Christianity and believing in God and Christ is the most powerful spiritual force when individuals open themselves and their hearts to the force. God works through parents and the community to teach children about kindness, sharing, treating all human beings with fairness and respect, and to revere life itself. When we are born then we have a tremendous gift for doing good through our families and communities. When does evil begin to grow in humans? When human beings acquire power, material possessions and wealth for greedy ends, their powerful, true, compassionate and genuine Christian beliefs are threatened or begin to decline. Lack of or weak parental extended family upbringing and the desire to acquire material possessions and power  beyond our immediate needs is the beginnings, if not the foundation of evil and sin and sometimes misery. What does all this mean in everyday life and especially for a Christian during this end of the second millennium?

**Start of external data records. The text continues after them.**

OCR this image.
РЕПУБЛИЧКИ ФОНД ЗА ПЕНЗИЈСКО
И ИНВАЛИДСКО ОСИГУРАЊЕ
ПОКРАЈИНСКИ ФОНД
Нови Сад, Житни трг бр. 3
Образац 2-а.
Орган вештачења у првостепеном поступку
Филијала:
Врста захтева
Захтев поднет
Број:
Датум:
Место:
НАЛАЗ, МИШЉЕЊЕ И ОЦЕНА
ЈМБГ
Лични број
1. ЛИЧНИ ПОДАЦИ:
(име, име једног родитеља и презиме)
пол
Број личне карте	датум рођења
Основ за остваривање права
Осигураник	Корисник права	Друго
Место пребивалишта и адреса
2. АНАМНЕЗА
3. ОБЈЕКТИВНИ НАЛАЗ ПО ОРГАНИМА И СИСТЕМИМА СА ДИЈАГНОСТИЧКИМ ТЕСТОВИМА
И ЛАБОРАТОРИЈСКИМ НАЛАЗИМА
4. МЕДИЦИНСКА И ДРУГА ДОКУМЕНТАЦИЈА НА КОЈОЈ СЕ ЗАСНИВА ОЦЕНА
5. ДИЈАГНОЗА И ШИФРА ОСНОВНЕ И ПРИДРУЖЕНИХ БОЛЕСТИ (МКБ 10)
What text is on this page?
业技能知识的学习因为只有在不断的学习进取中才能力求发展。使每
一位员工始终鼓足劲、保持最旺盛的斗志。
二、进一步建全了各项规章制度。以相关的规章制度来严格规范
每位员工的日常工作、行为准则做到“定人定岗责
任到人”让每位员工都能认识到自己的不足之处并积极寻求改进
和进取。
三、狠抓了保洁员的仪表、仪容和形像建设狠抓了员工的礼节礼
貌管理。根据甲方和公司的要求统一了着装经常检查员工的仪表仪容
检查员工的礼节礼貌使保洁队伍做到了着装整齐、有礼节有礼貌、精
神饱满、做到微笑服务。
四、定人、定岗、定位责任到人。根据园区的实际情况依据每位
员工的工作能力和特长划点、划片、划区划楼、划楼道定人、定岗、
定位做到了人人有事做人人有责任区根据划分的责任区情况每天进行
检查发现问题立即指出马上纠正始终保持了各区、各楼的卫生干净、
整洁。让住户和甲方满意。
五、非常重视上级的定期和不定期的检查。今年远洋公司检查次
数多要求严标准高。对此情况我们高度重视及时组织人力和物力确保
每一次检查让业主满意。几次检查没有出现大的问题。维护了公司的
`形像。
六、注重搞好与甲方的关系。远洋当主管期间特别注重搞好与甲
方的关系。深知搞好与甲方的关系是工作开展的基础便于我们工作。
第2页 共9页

It means as humans, we all live the way God intended us to live until we begin to engage in limitless hedonism, or exercise the desire for more power and material possessions for greedy ends for both individuals and nations. The foundation for all egregious evil is the desire for more power, and material possessions which is reflected in human greed of different degrees. The root and beginning of the evil and atrocities humans commit on both a small and grand scale is always the desire for more power, and material possessions than God intended for our happy, compassionate, righteous, happy fulfilled lives.

One scholar, Inge Bell asserted: “Slaves were better human beings than their masters”. A variation of this statement is the simple question: “Can a slave owner also be a good person?” Many years ago, I posed this question to my sociology class. I was astounded at the convoluted answer. “Many slave owners treated their slaves with kindness; fed, clothed, and housed them.” Since then I have asked a variation of this simple question? “Can a slave owner be a true or genuine Christian?” The answers to these simple questions vary: “Slaves were being civilized as Africans were primitive”. “Many Whites were poor and did not own slaves”. I have never understood this obfuscation and the difficulty in answering this question when this society believes it has the most educated, informed, compassionate, and sophisticated people. A slave owner, however kindly he may have treated the slaves, could NOT have been a good human being, let alone a true Christian. I hope this says “the Emperor has not clothes”. The practice of slavery especially in the US, greatly damaged the powerful good influence of Christianity. European colonialism in Africa and elsewhere and the practice of apartheid in South Africa also tremendously destroyed the image of God, Christ, and Christianity. Fortunately in every society in the world, there are thousands and sometimes hundreds of courageous people always fighting to eliminate evil and needless suffering and spread kindness and compassion.

What are you going to do in this new millennium to eliminate evil and needless suffering? Are you going to be kind and compassionate to all humanity?